When opportunities can be missed

Conversely, the initial dispatch plan can sometimes constrain the battery, preventing it from capturing later opportunities.

For example, on a day with high solar generation, the initial plan might schedule the battery to fully charge during the middle of the day to take advantage of low prices. If an unexpected network event causes prices to fall even further (potentially to the negative price floor) later in the afternoon, the battery may be unable to take advantage. Because it is already full based on the initial plan, it has no remaining 'footroom' to charge more and get paid for it. Our modeling approach accounts for these real-world operational limitations.

Strategic capacity reservation

To mitigate the risk of missing out on short-term opportunities, the dispatch model can be configured to strategically reserve a portion of the battery's power (MW) and energy (MWh) capacity.

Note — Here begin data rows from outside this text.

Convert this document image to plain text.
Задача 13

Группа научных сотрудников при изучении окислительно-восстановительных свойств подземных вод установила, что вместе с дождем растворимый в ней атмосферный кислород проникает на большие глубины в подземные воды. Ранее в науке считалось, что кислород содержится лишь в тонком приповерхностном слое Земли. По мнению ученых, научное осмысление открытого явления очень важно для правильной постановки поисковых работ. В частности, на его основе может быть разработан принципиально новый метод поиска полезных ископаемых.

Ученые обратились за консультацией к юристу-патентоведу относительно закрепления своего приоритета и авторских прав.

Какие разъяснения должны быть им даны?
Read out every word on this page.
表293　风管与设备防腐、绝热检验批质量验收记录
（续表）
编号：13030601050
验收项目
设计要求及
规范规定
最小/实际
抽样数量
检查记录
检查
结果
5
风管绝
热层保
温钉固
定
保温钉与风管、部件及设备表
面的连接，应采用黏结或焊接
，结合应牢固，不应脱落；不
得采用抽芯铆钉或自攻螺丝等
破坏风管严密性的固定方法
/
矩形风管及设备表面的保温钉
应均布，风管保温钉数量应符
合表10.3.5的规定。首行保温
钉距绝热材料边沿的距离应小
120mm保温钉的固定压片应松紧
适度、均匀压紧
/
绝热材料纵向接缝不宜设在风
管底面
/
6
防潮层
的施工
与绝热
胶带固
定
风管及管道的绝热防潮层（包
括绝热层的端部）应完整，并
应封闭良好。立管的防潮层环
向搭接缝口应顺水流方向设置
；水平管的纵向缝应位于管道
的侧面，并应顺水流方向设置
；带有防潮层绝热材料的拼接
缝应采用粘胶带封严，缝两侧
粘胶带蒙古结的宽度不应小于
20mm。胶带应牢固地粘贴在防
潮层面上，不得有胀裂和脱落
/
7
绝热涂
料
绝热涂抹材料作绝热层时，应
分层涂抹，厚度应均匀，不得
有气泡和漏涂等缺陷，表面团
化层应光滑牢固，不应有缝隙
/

This reserved capacity is ring-fenced during the initial dispatch plan and is only made available during the real-time re-optimisation stage. This strategy ensures the battery maintains the flexibility to capture high-value, volatile opportunities that often only appear close to the dispatch time, such as extreme price spikes or lucrative FCAS events. This is a key lever in balancing a reliable baseline revenue stream with the potential for high-upside from market volatility.

Optimising FCAS stacking

The model's sophistication extends to its handling of ancillary services. Not all eight FCAS services can be provided at the same time from the same battery capacity. The model incorporates AEMO's rules on which services can be 'stacked' together.

It intelligently assesses the prices across all eight FCAS markets and finds the most profitable, permissible combination of services to provide in each 5-minute interval, ensuring it maximises revenue from the battery's available capacity for grid services.

Key modelling assumptions

The revenue forecast is underpinned by a set of core assumptions that reflect real-world trading conditions and battery operation.

• Two-stage optimisation: The model generates an initial day-ahead dispatch plan which is then refined through a series of rolling real-time re-optimisations.
• Capacity reservation: A configurable portion of the battery's MW and MWh capacity can be reserved specifically for trading in the more volatile real-time window.
• Market saturation: To ensure realistic outcomes, the volume of FCAS the battery can provide is limited by market saturation parameters, reflecting a feasible market share.
• Price foresight: The model assumes access to accurate price forecasts ahead of each optimisation step (day-ahead and real-time). The quality of these forecasts is a key driver of model performance. You can find out more about our price forecasting methodology [here].
• Transaction costs: A minimum price spread is required for the model to execute an arbitrage cycle. This prevents the model from attempting to capture unrealistically small profits and simulates implicit transaction costs.